Die Republik jubelt: Wir haben es geschafft! Erstmalig liegen wir mit den PISA-Testergebnissen bei 15jährigen Schülern über dem OECD-Durchschnitt! Das Programme for International Student Assessment (PISA) ist die internationale Schulleistungsstudie der OECD. PISA untersucht, inwieweit Schülerinnen und Schüler gegen Ende ihrer Pflichtschulzeit Kenntnisse und Fähigkeiten erworben haben, die es ihnen ermöglichen, an der Wissensgesellschaft teilzuhaben. Schwerpunkt der jüngsten Erhebung ist Mathematik.

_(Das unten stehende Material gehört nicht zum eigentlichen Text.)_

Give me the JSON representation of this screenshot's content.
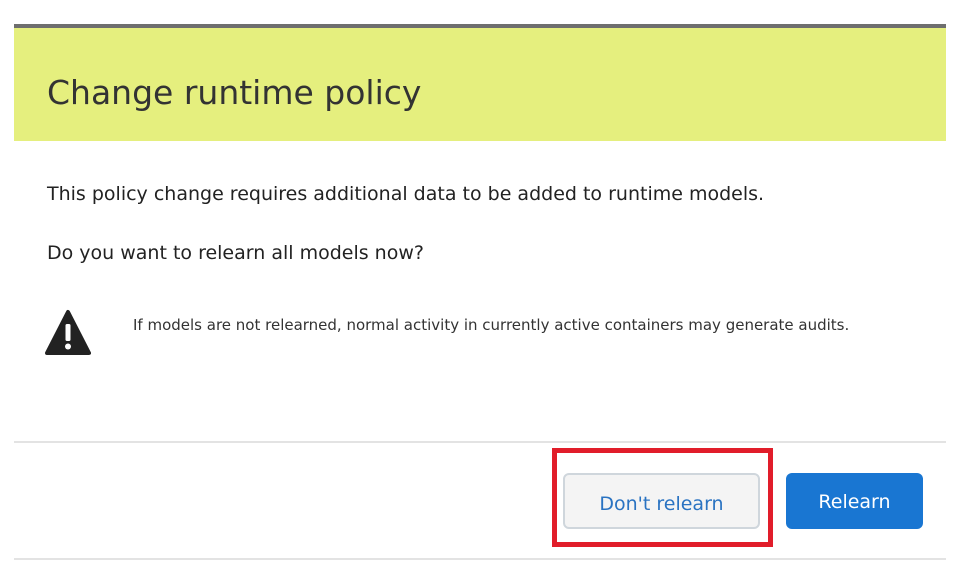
{
  "dialog": {
    "title": "Change runtime policy",
    "message_line1": "This policy change requires additional data to be added to runtime models.",
    "message_line2": "Do you want to relearn all models now?",
    "warning": {
      "icon": "warning-triangle-icon",
      "text": "If models are not relearned, normal activity in currently active containers may generate audits."
    },
    "buttons": {
      "dont_relearn_label": "Don't relearn",
      "relearn_label": "Relearn"
    }
  },
  "colors": {
    "header_background": "#e5ef7e",
    "primary_button": "#1976d2",
    "secondary_button_text": "#2a73c2",
    "highlight_outline": "#e11d2a"
  }
}
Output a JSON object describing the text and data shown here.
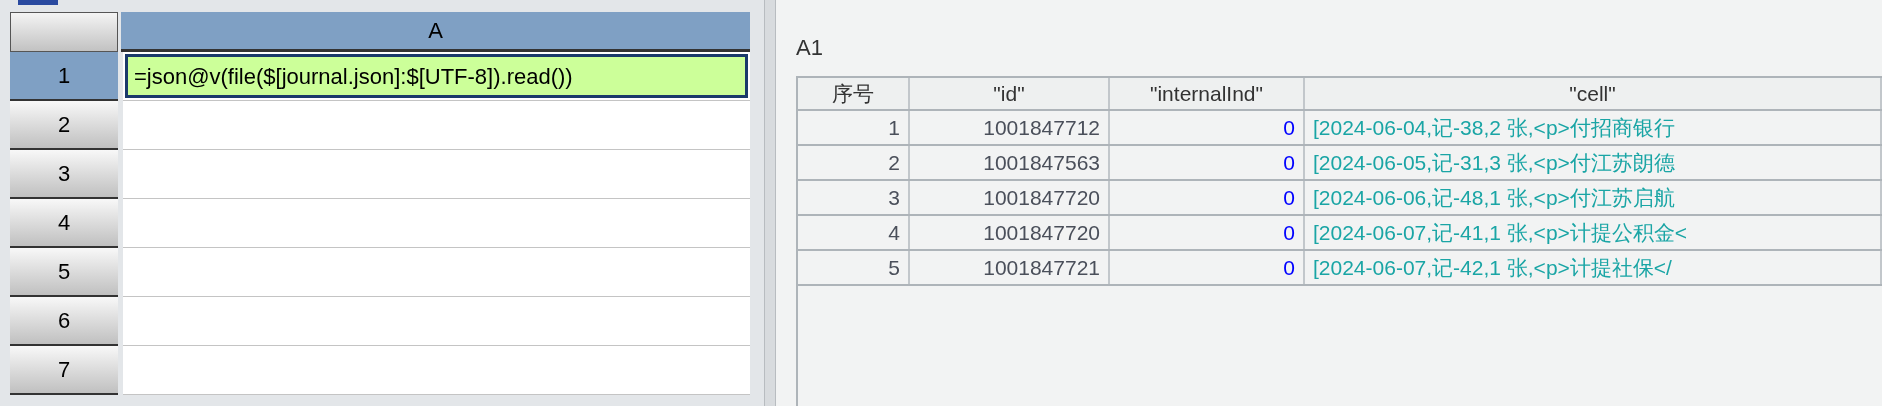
{
  "sheet": {
    "columns": [
      {
        "label": "A",
        "selected": true
      }
    ],
    "rows": [
      {
        "label": "1",
        "selected": true,
        "value": "=json@v(file($[journal.json]:$[UTF-8]).read())"
      },
      {
        "label": "2",
        "selected": false,
        "value": ""
      },
      {
        "label": "3",
        "selected": false,
        "value": ""
      },
      {
        "label": "4",
        "selected": false,
        "value": ""
      },
      {
        "label": "5",
        "selected": false,
        "value": ""
      },
      {
        "label": "6",
        "selected": false,
        "value": ""
      },
      {
        "label": "7",
        "selected": false,
        "value": ""
      }
    ]
  },
  "result": {
    "cell_name": "A1",
    "columns": [
      "序号",
      "\"id\"",
      "\"internalInd\"",
      "\"cell\""
    ],
    "rows": [
      [
        "1",
        "1001847712",
        "0",
        "[2024-06-04,记-38,2 张,<p>付招商银行"
      ],
      [
        "2",
        "1001847563",
        "0",
        "[2024-06-05,记-31,3 张,<p>付江苏朗德"
      ],
      [
        "3",
        "1001847720",
        "0",
        "[2024-06-06,记-48,1 张,<p>付江苏启航"
      ],
      [
        "4",
        "1001847720",
        "0",
        "[2024-06-07,记-41,1 张,<p>计提公积金<"
      ],
      [
        "5",
        "1001847721",
        "0",
        "[2024-06-07,记-42,1 张,<p>计提社保</"
      ]
    ]
  }
}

Es wird Zeit, meinte Frau Prof. Dr. Ischinger, Direktorin für Bildung bei der OECD, aufzuhören, vom „PISA-Schock“ zu reden. Besser sei es, jetzt die PISA-Fortschritte herauszustellen. Auch wenn unsere Schüler (m/w) nicht riesen Sprünge gemacht haben, so kann Deutschland von einem kontinuierlichen Fortschritt der kleinen Schritte berichten. „Steter Tropfen höhlt den Stein.“

Top-Ergebnisse – Wir können stolz sein

Fakt ist:

  • „Deutschland, Mexiko und die Türkei sind die einzigen Länder, in denen sich seit 2003 die Mathematikergebnisse und die Chancengerechtigkeit in der Bildung gleichermaßen verbessert haben.
  • …Die Verbesserungen lassen sich in Deutschland vor allem auf Leistungssteigerungen unter leistungsschwächeren und sozioökonomisch benachteiligten Schülern zurückführen.
  • Deutschland liegt mit seinen Ergebnissen in den Bereichen Mathematik, Lesekompetenz und Naturwissenschaften über dem OECD-Durchschnitt.
  • Die geschlechtsspezifischen Unterschiede in Bezug zur Mathematik sind in Deutschland größer als im OECD-Durchschnitt. Selbst da, wo Jungen und Mädchen gleich gut abschneiden, ist die Einstellung der Mädchen zum Lösen von Aufgaben schlechter, ihr Vertrauen in die eigenen Fähigkeiten, die Motivation zum Mathematiklernen, die Ausdauer und die Einschätzung der eigenen Möglichkeiten, den Lernerfolg zu steuern, geringer und die Angst vor Mathematik insgesamt verbreiteter als bei Jungen.
  • Während das Zugehörigkeitsgefühl der Schüler (m/w) zu ihrer Schule zwischen 2003 und 2012 insgesamt etwas abgenommen hat, war dies in Deutschland nicht festzustellen: Der Anteil der Schüler, die eigenen Angaben zufolge den Eindruck haben, von anderen Schülern gemocht zu werden, ist um gut 20 Prozentpunkte von 70% auf über 90% gestiegen.
  • Deutschland hat einen der höchsten Anteile an Sitzenbleibern im OECD-Raum.“ (Quelle: Pressemitteilung der OECD)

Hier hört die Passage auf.